Optional addition of species assignment: 
taxa.rdp <- addSpecies(taxa.rdp, "/Users/ward56/Documents/seqproc/tax/rdp_species_assignment_16.fa.gz")

SILVA assignment: 
taxa.slv <- assignTaxonomy(seqtab.nochim, "/Users/cward/Documents/seqproc/tax/silva_nr_v132_train_set.fa.gz", multithread=TRUE) # replace file path with the path to your downloaded training set
taxa.slv.print <- taxa.slv # Removing sequence rownames for display only
rownames(taxa.slv.print) <- NULL
head(taxa.slv.print)
Databases appropriate for use with 16S (prokaryotic) data: 
SILVA (version 138.2+) https://zenodo.org/records/14169026 
RDP (RDP release 19+) https://zenodo.org/records/14168771 **also includes an assignSpecies training set

Taxonomy assignment for 18S data using PR2: 
PR2 assignment: 
taxa.pr2 <- assignTaxonomy(seqtab.nochim, "path/to-downloaded-pr2-database", multithread = TRUE, taxLevels = c("Domain","Supergroup","Division","Subdivision", "Class","Order","Family","Genus","Species")) 
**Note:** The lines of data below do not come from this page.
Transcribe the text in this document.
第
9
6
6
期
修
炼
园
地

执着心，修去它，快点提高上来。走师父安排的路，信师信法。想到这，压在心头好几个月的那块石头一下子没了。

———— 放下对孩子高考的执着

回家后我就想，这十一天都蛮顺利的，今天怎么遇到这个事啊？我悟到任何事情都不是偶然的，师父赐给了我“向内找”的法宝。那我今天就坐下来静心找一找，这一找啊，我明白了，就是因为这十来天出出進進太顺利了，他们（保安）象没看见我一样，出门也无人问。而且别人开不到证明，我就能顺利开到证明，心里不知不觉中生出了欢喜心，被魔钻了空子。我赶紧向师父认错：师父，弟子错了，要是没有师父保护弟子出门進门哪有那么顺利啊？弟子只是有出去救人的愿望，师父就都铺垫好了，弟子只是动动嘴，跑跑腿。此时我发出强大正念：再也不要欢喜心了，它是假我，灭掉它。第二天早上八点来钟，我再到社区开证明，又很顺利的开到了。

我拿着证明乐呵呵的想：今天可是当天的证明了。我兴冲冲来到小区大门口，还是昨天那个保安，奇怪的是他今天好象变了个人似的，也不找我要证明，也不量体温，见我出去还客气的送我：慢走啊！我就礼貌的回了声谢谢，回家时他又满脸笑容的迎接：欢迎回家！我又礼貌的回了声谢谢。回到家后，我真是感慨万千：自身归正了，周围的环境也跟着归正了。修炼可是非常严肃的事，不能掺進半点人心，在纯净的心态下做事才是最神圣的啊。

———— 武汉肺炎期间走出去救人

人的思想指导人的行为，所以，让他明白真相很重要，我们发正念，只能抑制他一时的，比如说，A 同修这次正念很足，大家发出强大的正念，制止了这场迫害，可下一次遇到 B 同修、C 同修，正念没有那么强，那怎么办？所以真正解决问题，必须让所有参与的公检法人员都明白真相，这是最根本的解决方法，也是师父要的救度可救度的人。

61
taxa.pr2.print <- taxa.pr2 
rownames(taxa.pr2.print) <- NULL 
head(taxa.pr2.print) 
Databases appropriate for use with 18S (eukaryotic) data: 
PR2 (version 5.0.0+) https://github.com/pr2database/pr2database/releases 
Important note: PR2 has different taxLevels than the dada2 default. When assigning taxonomy against PR2, use the following code in the assignTaxonomy function (for PR2 v5.0.0+): 
assignTaxonomy(..., taxLevels = c("Domain","Supergroup","Division","Subdivision", "Class","Order","Family","Genus","Species"))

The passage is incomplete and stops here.